Jan Brett: “You know, playing in mud, bringing me salamanders, bugs. We had honeybees here. We had chickens, we fostered puppies. So, we always had puppies running around.”

But five years ago country living began to change. It started with the sounds of semi-trucks whizzing by all day. Then the air started to smell funny.

Jan Brett: “Even when people say, well, it's natural gas, that doesn’t have any smell. There’s a lot of bad smells out here. And its not the cattle and the feedlots and everything; it's a lot more chemical smells.”

Jan’s daughters began getting nosebleeds. And she worried that whatever was making the smells could be the cause. Then one night an explosion woke the family. It was a well close to their home.

Jan Brett: “... shook the windows and we could see the flames shooting up from here. And it had to have been... I don’t know how many miles away it was. You know, because you think, what if that happens closer to us? And then the well went in right behind our house.”

Jan’s neighbor had sold the mineral rights under his land to an oil and gas company.

Jan Brett: “They put up the huge thing called the Christmas tree, so the lights are on 24 hours a day and the water trucks going back and forth all day long and then the dust and the dirt. I remember going through the house and you could wipe off the dirt off the window sills.”

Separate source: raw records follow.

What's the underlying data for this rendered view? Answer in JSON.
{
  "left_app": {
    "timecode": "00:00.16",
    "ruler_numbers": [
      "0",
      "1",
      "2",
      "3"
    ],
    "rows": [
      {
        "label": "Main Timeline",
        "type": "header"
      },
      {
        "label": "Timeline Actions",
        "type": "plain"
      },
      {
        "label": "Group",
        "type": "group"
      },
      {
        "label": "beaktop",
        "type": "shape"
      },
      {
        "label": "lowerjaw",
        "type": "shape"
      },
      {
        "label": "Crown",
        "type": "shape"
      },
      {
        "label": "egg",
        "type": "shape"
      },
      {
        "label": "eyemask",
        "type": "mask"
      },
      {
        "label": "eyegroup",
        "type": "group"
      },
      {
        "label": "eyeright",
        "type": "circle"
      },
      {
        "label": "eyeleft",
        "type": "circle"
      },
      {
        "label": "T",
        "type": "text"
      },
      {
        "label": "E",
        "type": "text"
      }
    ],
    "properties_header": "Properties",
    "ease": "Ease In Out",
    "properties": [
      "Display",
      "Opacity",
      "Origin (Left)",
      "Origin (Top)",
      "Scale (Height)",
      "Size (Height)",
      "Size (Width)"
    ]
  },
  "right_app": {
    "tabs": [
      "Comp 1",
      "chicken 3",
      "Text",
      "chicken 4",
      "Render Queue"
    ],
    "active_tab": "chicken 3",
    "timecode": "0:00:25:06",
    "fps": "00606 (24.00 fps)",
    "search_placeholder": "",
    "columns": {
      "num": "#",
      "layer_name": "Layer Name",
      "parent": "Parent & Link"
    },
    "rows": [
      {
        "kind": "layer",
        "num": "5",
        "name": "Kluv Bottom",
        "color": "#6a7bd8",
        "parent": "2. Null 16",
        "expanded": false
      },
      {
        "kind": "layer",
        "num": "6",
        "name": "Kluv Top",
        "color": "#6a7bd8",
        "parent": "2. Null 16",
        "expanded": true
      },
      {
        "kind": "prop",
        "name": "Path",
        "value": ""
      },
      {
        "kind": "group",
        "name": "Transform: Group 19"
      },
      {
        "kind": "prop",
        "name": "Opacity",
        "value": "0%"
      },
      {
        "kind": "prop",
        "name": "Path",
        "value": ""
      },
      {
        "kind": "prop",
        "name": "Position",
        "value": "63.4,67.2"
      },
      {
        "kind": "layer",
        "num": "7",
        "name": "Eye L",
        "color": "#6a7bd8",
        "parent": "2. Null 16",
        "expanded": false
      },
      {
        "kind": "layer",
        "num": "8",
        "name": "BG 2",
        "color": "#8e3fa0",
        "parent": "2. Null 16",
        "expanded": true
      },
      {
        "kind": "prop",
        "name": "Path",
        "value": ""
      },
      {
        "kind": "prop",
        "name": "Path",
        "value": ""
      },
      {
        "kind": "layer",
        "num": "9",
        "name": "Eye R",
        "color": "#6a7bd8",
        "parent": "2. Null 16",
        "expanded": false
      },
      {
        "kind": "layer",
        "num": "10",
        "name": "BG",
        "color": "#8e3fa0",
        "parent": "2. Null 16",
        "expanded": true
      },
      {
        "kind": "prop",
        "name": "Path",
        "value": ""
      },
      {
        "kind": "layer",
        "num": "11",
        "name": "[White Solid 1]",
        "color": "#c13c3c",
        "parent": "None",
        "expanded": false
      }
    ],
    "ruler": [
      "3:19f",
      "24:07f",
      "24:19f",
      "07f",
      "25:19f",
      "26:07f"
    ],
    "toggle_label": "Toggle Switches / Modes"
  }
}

Eventually the Bretts determined they were no longer living their dream. Last year they sold their farm house and moved to Fort Collins, Colorado.

Jan Brett: “It's hard to let something like that go that you’ve put every bit of your life into for that long.”

But, down the road from Jan’s old farm... Chuck Sylvester says he welcomes the oil and gas boom.

Chuck Sylvester: “It is a pleasure of mine to get up early and see these trucks leaving early -- five, six in the morning. And if you listen real close you can hear them go by.”

Chuck’s family has been in Weld County since 1869.

Chuck Sylvester: “My great grandfather came in here as one of the early settlers on the bottom. They started growing crops of corn and hay and later sugar beets.”

Chuck’s wife Roni also grew up on a farm.

Roni Sylvester: “I am homemaker and a mom and a wife and always have been and probably always will be. Farm girl first and foremost.”

There are eighteen wells less than a quarter of a mile from Chuck and Roni’s big white farmhouse. From their kitchen window you can see eight round oil tanks. Roni remembers what it was like when the first well was drilled on their property.

Roni Sylvester: “They came in with all the construction equipment and the trailers and set up an entire little city there. It was very noisy and it did happen to be in the summertime and so we had our windows open. But, we got used to it, but it was just there for a minute there... oooohhh.”

Chuck says a short burst of construction pays off down the road.

Chuck Sylvester: “Its a wonderful sound. Would you like to live where nobody worked where nobody had any money? There would be no sounds nothing to see, nothing to do -- be like moving to the moon.”

Plus, Weld County is only one of a few counties in the nation that’s debt-free. It’s not just the government that’s doing well... Chuck and Roni say they didn’t even feel the Great Recession.

Chuck Sylester: “This is what America is about... people working, creating a product, and those people go to town and buy goods services and that creates jobs and it goes on and on there. It's economic activity that’s generating for thousands of people here in Weld County.”

The boom is likely to continue. Oil and gas companies project there could be up to 1.5 billion barrels of oil sitting below Weld County. That’s enough to provide all Coloradans with oil for sixteen years.

At the State Capitol, lawmakers who think like Jan Brett... are battling those who think like Chuck and Roni Sylvester. This week, Democratic legislators are introducing a series of bills to tighten restrictions on the oil and gas industry. The industry argues that tighter regulations will mean serious economic repercussions.